Ho fatto così anche questa volta, intervistando a lungo e approfonditamente Enzo e Stefano, andando a vivere a casa loro per qualche giorno e documentandoci sui loro materiali d’archivio. Se di solito i reportage che faccio hanno a che vedere con situazioni e umanità periferiche, in questo caso ho trattato la coppia artistica Vetrano e Randisi come il possibile oggetto di un reportage, ma anche come i portatori di una parte di conflitto. Da qui nasce il testo. Il lavoro di messa in scena poi è venuto quasi da sé, perché è facile mettere in scena le cose quando le relazioni sono chiare. E durante la stesura della drammaturgia abbiamo avuto il tempo di chiarire questo nostro incontro.

 

Quanto conta la trasmissione tra generazioni? Cosa si può veramente trasmettere a un altro? C’è qualcosa che puoi dire di avere imparato da questi due grandi artisti?

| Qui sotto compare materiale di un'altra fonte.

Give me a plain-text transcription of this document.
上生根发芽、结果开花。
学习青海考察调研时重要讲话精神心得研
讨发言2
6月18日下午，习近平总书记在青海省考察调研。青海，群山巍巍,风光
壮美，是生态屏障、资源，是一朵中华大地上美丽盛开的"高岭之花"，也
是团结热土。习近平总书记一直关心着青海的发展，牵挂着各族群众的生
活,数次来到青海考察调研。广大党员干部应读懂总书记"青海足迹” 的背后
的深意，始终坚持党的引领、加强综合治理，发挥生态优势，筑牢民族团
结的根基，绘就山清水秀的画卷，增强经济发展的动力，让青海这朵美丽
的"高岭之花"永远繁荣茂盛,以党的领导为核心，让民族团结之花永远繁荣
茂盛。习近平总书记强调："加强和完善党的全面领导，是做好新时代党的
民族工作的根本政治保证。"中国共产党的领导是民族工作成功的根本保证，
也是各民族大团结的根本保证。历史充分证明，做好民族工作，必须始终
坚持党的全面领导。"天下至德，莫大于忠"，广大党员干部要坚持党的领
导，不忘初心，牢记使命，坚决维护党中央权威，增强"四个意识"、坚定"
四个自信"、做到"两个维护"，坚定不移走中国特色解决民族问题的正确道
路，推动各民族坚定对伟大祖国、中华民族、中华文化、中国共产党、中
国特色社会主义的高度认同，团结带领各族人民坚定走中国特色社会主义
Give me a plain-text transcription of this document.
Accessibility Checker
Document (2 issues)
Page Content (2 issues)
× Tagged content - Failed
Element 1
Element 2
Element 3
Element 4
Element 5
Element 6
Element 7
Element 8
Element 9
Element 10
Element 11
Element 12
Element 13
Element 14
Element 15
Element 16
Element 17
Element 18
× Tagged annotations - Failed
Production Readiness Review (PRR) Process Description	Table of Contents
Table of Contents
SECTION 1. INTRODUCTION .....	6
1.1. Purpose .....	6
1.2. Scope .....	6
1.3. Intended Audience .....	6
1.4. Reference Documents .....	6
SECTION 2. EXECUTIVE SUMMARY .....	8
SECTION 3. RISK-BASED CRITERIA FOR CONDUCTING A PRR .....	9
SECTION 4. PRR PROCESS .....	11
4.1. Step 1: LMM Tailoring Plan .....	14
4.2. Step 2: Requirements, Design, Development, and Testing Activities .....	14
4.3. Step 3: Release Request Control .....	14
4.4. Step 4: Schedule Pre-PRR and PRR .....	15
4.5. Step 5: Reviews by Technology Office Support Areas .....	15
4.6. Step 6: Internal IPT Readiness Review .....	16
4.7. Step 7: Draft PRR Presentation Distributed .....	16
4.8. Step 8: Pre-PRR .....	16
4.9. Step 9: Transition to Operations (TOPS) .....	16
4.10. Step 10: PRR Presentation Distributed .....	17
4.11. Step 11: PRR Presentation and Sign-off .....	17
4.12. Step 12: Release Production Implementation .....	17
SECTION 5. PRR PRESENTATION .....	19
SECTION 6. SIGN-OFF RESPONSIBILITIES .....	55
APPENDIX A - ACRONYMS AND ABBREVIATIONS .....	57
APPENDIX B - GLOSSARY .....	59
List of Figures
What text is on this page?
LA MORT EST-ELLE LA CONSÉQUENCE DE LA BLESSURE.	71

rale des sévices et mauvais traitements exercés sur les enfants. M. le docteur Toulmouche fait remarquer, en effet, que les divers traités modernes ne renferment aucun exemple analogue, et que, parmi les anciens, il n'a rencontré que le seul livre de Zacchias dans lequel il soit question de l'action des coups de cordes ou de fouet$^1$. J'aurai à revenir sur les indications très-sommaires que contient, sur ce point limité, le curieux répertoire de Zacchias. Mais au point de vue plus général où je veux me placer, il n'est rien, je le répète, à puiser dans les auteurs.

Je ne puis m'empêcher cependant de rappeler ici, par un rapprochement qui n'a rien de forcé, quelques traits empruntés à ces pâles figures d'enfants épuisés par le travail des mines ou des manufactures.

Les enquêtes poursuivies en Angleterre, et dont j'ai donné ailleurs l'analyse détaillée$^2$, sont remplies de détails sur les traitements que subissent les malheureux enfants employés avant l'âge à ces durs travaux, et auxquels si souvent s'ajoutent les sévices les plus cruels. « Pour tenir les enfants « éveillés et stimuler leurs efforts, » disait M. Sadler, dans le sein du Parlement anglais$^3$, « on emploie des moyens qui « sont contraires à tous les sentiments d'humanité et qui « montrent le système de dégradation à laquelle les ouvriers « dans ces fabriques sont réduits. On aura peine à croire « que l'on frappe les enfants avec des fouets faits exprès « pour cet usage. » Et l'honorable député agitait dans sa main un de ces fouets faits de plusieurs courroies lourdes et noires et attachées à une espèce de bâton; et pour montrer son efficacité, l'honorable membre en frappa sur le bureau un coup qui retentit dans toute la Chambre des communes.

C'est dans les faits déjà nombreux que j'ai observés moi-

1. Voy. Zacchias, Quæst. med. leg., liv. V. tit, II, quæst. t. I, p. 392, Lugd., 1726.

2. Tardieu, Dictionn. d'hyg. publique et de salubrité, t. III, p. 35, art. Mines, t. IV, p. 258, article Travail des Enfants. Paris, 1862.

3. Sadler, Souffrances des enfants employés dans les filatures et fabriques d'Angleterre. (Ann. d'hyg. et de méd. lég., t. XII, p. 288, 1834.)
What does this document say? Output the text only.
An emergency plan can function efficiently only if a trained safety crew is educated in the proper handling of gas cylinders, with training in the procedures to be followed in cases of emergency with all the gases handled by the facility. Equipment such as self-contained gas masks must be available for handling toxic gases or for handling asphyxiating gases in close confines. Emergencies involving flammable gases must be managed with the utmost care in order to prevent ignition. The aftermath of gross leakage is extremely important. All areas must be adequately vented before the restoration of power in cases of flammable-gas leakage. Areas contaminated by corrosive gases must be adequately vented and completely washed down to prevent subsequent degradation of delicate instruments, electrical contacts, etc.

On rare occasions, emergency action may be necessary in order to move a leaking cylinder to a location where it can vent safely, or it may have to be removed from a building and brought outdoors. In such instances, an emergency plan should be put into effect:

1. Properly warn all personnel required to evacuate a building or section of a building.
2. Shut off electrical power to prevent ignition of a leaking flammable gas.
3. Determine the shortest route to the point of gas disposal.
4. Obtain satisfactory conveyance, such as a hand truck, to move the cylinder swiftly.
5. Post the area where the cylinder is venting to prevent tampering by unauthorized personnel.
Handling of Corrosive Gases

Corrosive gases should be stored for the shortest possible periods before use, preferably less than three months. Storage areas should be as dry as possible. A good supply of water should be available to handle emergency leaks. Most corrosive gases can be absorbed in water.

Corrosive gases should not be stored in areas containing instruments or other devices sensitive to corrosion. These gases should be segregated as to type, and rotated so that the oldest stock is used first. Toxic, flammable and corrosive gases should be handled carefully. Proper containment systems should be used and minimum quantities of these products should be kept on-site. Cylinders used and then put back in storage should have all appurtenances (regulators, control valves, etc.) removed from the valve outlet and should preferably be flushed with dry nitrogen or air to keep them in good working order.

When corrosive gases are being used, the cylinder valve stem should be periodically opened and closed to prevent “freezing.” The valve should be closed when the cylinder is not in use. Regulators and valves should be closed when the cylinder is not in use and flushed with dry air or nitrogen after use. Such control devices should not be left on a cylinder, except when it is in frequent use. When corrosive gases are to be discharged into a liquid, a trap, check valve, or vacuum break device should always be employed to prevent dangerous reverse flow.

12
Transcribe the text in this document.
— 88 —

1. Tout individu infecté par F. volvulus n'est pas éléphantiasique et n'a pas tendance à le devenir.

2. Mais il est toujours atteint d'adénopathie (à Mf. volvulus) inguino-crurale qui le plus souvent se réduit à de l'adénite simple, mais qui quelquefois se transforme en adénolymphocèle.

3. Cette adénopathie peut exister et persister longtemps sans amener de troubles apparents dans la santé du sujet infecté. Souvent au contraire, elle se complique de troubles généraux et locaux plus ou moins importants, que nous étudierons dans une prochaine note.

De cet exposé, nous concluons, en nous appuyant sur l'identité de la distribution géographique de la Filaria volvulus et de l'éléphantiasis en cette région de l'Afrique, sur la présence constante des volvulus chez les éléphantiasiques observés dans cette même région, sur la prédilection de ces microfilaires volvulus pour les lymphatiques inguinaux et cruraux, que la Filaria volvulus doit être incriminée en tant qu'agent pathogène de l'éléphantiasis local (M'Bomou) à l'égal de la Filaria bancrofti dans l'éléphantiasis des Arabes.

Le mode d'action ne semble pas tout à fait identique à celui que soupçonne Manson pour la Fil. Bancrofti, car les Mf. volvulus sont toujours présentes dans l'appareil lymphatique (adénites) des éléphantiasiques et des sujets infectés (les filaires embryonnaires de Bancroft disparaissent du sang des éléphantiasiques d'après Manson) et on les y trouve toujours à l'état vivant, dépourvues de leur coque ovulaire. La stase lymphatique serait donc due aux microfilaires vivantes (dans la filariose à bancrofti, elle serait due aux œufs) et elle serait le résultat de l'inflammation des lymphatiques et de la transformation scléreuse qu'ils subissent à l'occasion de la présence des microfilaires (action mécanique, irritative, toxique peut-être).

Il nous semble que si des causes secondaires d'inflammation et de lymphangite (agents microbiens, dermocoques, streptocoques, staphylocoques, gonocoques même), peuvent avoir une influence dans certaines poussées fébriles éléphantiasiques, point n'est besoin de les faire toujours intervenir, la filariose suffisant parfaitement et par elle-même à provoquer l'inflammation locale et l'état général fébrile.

Credo che la trasmissione di saperi all’interno di un rapporto artistico sia particolarmente ineffabile. Difficile dire cosa mi hanno insegnato Enzo e Stefano, anche se sicuramente mi hanno insegnato molto. È difficile misurare in cosa. Non è certamente una tecnica o un’abilità specifica, quanto piuttosto una lente, un tipo di sguardo sul mondo. Uno sguardo sul mondo che non assomiglia al mio e, proprio per questo, è particolarmente arricchente. Io ormai ho trentasei anni, è difficile che mi lasci influenzare nel mio modo di fare le cose. Piuttosto la relazione, con la sua complessità, la sua capillarità, finisce per spostare leggermente lo sguardo. E dunque l’immaginazione e dunque il modo di fare teatro.